BTW, I never heard Abbas actually praising Hamas for killing Israeli civilians.
ReplyDeleteSo let's get this straight:
1. Dalal Mughrabi murders Israeli civilians
2. Abbas commemorates Dalal Mughrabi
3. But that does not mean Abbas commemorates what she did?
2006 some Israeli politicians - including Binyamin Netanyahu - commemorated the bombing of the King David Hotel in Jerusalem.
ReplyDeleteAmong the facts you leave out is that the King David Hotel was the headquarters of British Rule--it was a military target. And it is in that context that Netanyahu spoke:
“It’s very important to make the distinction between terror groups and freedom fighters, and between terror action and legitimate military action,” he said. “Imagine that Hamas or Hezbollah would call the military headquarters in Tel Aviv and say, ‘We have placed a bomb and we are asking you to evacuate the area’.”
Arab terrorists don't target military targets--they target civilians.
That is why they are terrorists.
1.) Ok, so you provided some sources claiming that Arab leaders told Arabs to flee. All right. But I think the situation was more complex. The Palestinians left their homes (in 1947-48) for a variety of reasons. Some (mostly wealthy) Arabs left in anticipation of a war, thousands more responded to Arab leaders' calls to get out of the way of the advancing armies. Some were expelled. Many also simply fled to avoid being caught in the cross-fire of a war. The next question we should ask ourselves is why did Arabs declared war.
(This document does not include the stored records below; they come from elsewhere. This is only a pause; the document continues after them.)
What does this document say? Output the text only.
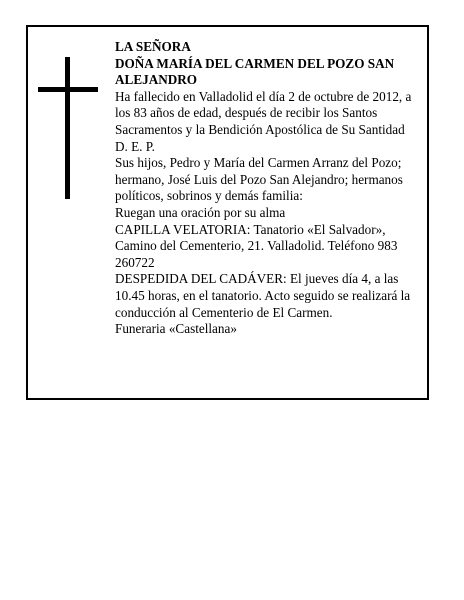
LA SEÑORA
DOÑA MARÍA DEL CARMEN DEL POZO SAN ALEJANDRO
Ha fallecido en Valladolid el día 2 de octubre de 2012, a los 83 años de edad, después de recibir los Santos Sacramentos y la Bendición Apostólica de Su Santidad
D. E. P.
Sus hijos, Pedro y María del Carmen Arranz del Pozo; hermano, José Luis del Pozo San Alejandro; hermanos políticos, sobrinos y demás familia:
Ruegan una oración por su alma
CAPILLA VELATORIA: Tanatorio «El Salvador», Camino del Cementerio, 21. Valladolid. Teléfono 983 260722
DESPEDIDA DEL CADÁVER: El jueves día 4, a las 10.45 horas, en el tanatorio. Acto seguido se realizará la conducción al Cementerio de El Carmen.
Funeraria «Castellana»
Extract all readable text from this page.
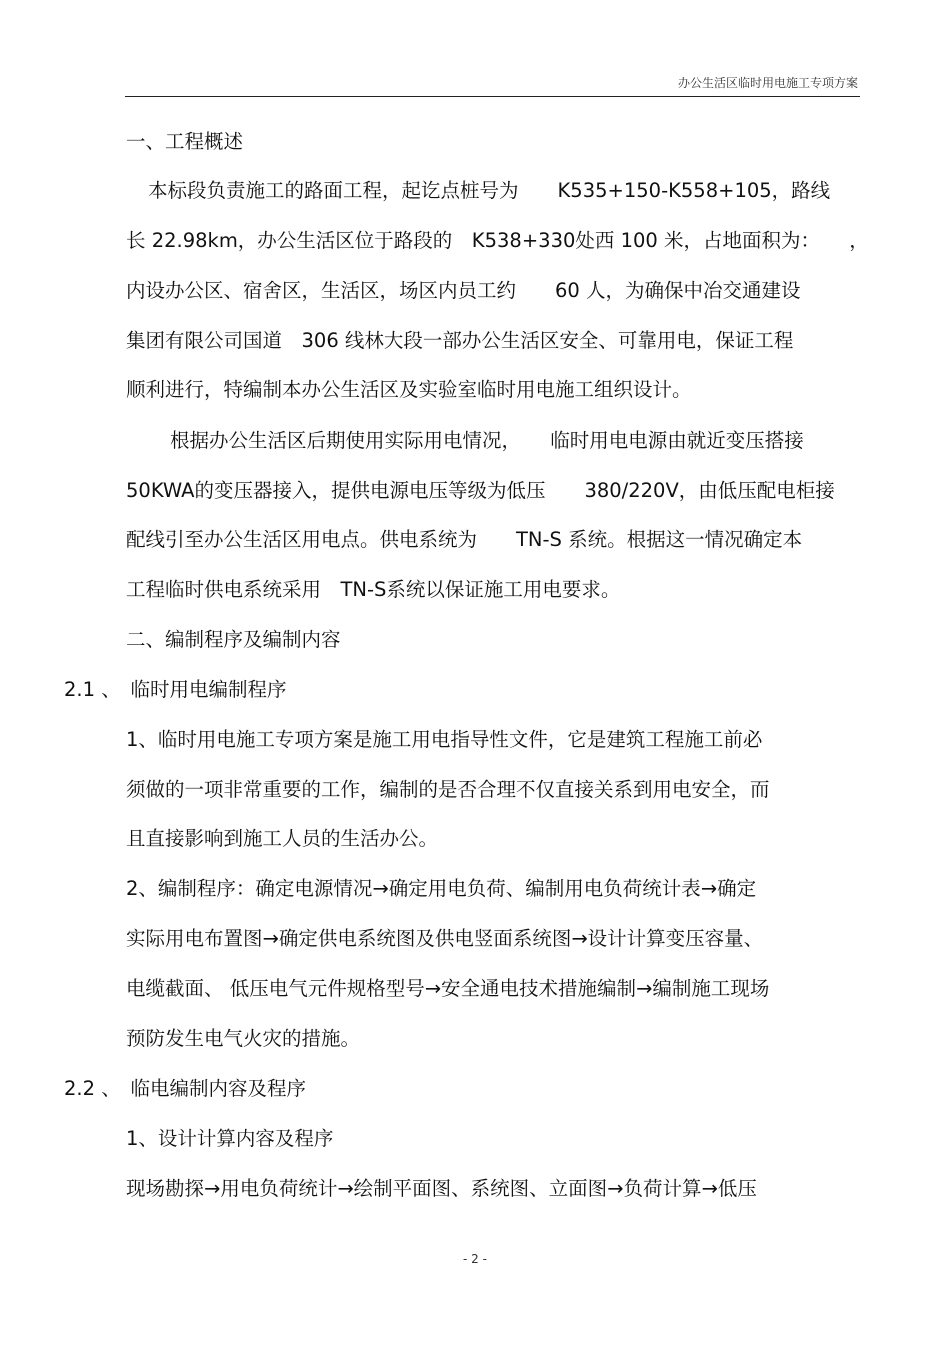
办公生活区临时用电施工专项方案
一、工程概述
本标段负责施工的路面工程，起讫点桩号为　　K535+150-K558+105，路线
长 22.98km，办公生活区位于路段的　K538+330处西 100 米，占地面积为：　　，
内设办公区、宿舍区，生活区，场区内员工约　　60 人，为确保中冶交通建设
集团有限公司国道　306 线林大段一部办公生活区安全、可靠用电，保证工程
顺利进行，特编制本办公生活区及实验室临时用电施工组织设计。
根据办公生活区后期使用实际用电情况，　　临时用电电源由就近变压搭接
50KWA的变压器接入，提供电源电压等级为低压　　380/220V，由低压配电柜接
配线引至办公生活区用电点。供电系统为　　TN-S 系统。根据这一情况确定本
工程临时供电系统采用　TN-S系统以保证施工用电要求。
二、编制程序及编制内容
2.1 、　临时用电编制程序
1、临时用电施工专项方案是施工用电指导性文件，它是建筑工程施工前必
须做的一项非常重要的工作，编制的是否合理不仅直接关系到用电安全，而
且直接影响到施工人员的生活办公。
2、编制程序：确定电源情况→确定用电负荷、编制用电负荷统计表→确定
实际用电布置图→确定供电系统图及供电竖面系统图→设计计算变压容量、
电缆截面、 低压电气元件规格型号→安全通电技术措施编制→编制施工现场
预防发生电气火灾的措施。
2.2 、　临电编制内容及程序
1、设计计算内容及程序
现场勘探→用电负荷统计→绘制平面图、系统图、立面图→负荷计算→低压
- 2 -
ReplyDelete2.) You mentioned Dalal Mughrabi and Coastal Road massacre. I think there are some similarities between it and King David Hotel bombing. Key words for both cases would be: "attack", "occupation", "freedom fighters", "terrorism", "deaths of innocent people".
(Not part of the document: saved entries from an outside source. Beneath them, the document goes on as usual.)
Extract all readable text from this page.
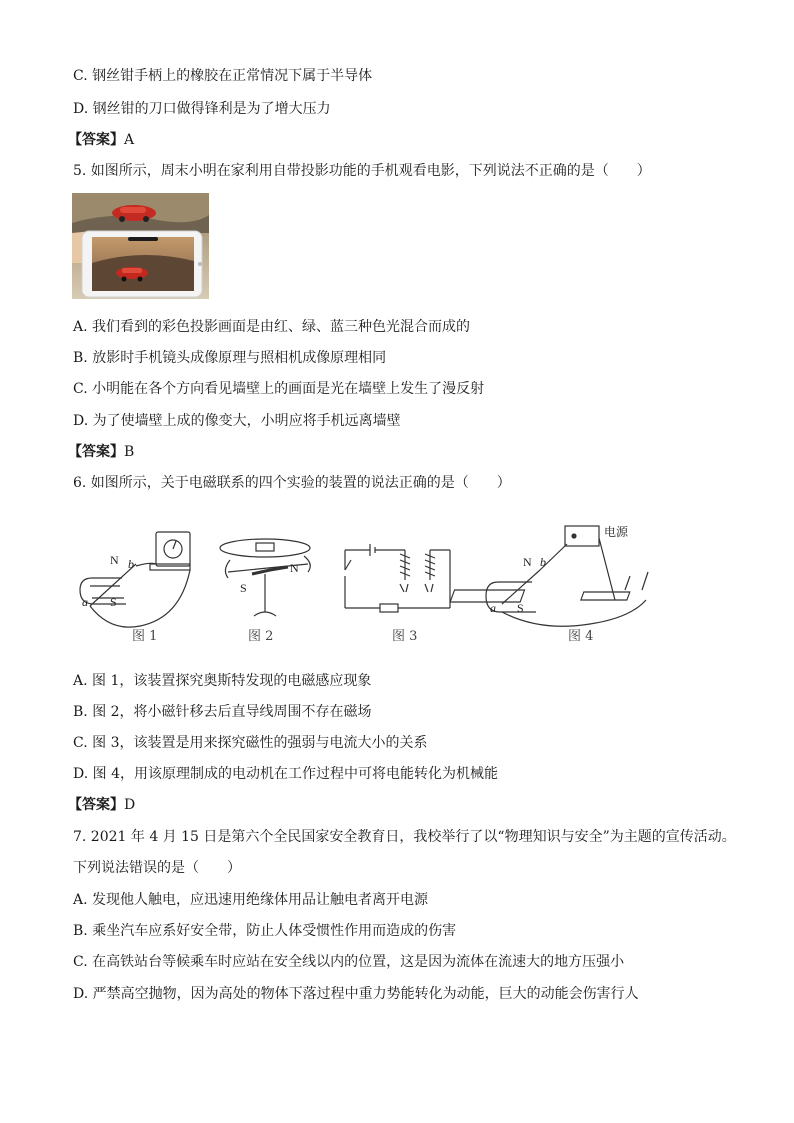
C. 钢丝钳手柄上的橡胶在正常情况下属于半导体
D. 钢丝钳的刀口做得锋利是为了增大压力
【答案】A
5. 如图所示，周末小明在家利用自带投影功能的手机观看电影，下列说法不正确的是（　　）
A. 我们看到的彩色投影画面是由红、绿、蓝三种色光混合而成的
B. 放影时手机镜头成像原理与照相机成像原理相同
C. 小明能在各个方向看见墙壁上的画面是光在墙壁上发生了漫反射
D. 为了使墙壁上成的像变大，小明应将手机远离墙壁
【答案】B
6. 如图所示，关于电磁联系的四个实验的装置的说法正确的是（　　）
N b
a S
N
S
N b
a S
电源
图 1	图 2	图 3	图 4
A. 图 1，该装置探究奥斯特发现的电磁感应现象
B. 图 2，将小磁针移去后直导线周围不存在磁场
C. 图 3，该装置是用来探究磁性的强弱与电流大小的关系
D. 图 4，用该原理制成的电动机在工作过程中可将电能转化为机械能
【答案】D
7. 2021 年 4 月 15 日是第六个全民国家安全教育日，我校举行了以“物理知识与安全”为主题的宣传活动。
下列说法错误的是（　　）
A. 发现他人触电，应迅速用绝缘体用品让触电者离开电源
B. 乘坐汽车应系好安全带，防止人体受惯性作用而造成的伤害
C. 在高铁站台等候乘车时应站在安全线以内的位置，这是因为流体在流速大的地方压强小
D. 严禁高空抛物，因为高处的物体下落过程中重力势能转化为动能，巨大的动能会伤害行人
Let me try to explain. Dalal's sister Rashida said, "The objective was not to kill civilians, but to reach the Knesset and demand the release of Palestinian prisoners." (source: wikipedia). If that's true, their goal was a military target (as you claim it was in Irgun's King David Hotel case). But in the end there were many innocent civilians killed (like in King David Hotel bombing). What's more, Rashida al-Mughrabi, interviewed about her sister's participation in the attack, also said: "The Israelis are the ones who forced her to carry out the attack because they expelled us and stole our lands. They caused us a great injustice by turning us into a nation of refugees, and, if it weren't for the occupation, Dalal would never have carried out the attack. ..." (source: wikipedia). So for Palestinians Dalal was not a terrorist, but "a fighter who fought for the liberation of her own land." (source: wikipedia)
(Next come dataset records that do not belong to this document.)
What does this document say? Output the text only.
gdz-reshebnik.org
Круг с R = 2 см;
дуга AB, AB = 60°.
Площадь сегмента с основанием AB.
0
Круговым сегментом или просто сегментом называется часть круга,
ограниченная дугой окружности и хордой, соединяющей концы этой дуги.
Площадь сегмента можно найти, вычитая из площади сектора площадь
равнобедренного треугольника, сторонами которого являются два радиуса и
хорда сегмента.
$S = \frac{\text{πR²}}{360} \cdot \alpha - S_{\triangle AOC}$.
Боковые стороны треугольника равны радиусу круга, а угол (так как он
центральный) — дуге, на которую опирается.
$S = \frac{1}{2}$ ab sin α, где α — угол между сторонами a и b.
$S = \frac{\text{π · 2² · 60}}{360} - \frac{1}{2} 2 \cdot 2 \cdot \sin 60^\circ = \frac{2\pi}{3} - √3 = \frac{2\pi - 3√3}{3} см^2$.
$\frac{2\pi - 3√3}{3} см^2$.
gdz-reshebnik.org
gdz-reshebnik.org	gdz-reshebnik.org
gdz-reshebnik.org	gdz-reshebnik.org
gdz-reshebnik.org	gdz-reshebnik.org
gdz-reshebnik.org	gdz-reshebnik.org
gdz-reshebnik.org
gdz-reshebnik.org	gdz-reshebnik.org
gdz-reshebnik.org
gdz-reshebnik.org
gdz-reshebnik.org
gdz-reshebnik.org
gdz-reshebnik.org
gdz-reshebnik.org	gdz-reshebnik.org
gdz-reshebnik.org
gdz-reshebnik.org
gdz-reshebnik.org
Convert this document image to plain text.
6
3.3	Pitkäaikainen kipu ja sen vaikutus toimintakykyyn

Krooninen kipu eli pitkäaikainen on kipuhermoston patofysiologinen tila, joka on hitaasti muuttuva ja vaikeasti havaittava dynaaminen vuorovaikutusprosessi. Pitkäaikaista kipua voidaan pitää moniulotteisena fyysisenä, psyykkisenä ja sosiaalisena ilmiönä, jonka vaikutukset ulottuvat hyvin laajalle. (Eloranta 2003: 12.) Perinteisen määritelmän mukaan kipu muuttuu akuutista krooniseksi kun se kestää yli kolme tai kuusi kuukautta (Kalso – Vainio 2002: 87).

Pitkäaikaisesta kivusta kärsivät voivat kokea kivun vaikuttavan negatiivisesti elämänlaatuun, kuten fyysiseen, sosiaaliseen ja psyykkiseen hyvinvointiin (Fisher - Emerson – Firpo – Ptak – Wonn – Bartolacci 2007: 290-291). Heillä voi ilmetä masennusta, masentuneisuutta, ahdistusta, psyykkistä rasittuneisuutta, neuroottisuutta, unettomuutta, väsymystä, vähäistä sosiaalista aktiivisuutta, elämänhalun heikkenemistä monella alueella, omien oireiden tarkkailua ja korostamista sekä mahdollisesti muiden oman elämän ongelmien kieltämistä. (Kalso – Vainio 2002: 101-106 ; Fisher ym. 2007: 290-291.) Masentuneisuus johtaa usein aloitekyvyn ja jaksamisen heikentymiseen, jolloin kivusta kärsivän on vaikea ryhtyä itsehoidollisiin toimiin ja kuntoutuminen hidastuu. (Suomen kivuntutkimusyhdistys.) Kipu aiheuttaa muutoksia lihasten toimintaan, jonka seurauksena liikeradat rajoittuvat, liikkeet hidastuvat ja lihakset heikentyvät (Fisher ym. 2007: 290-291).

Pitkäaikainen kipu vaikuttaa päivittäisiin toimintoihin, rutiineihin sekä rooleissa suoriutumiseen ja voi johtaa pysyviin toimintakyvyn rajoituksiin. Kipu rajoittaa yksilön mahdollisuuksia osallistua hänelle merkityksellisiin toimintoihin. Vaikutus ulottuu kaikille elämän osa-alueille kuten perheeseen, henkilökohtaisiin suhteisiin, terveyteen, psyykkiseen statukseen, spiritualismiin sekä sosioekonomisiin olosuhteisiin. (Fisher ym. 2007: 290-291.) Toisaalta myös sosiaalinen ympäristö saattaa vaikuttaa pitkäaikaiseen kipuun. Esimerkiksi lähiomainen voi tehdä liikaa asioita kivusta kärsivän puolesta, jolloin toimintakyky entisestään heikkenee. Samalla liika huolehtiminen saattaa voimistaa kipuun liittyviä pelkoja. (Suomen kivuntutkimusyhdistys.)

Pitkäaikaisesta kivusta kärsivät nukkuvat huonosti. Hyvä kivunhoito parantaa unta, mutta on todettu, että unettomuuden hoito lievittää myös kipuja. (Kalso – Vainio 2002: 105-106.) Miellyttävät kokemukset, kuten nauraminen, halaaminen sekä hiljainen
Sounds similar to Netanyahu's words when he spoke about Irgun and their actions. He praises them as heros. Now ask Britains about Irgun. They'll tell you a different story.
I'm sorry but I have to repeat myself: even if Britains had been warned, this does NOT absolve those who planted the bomb from responsibility for the deaths. Remember, Irgun and the Stern gang were regarded as terrorists and yet their terrorism resulted in the creation of the state of Israel. Which leads us to the old saying "One man's terrorist is another man's freedom fighter". So true.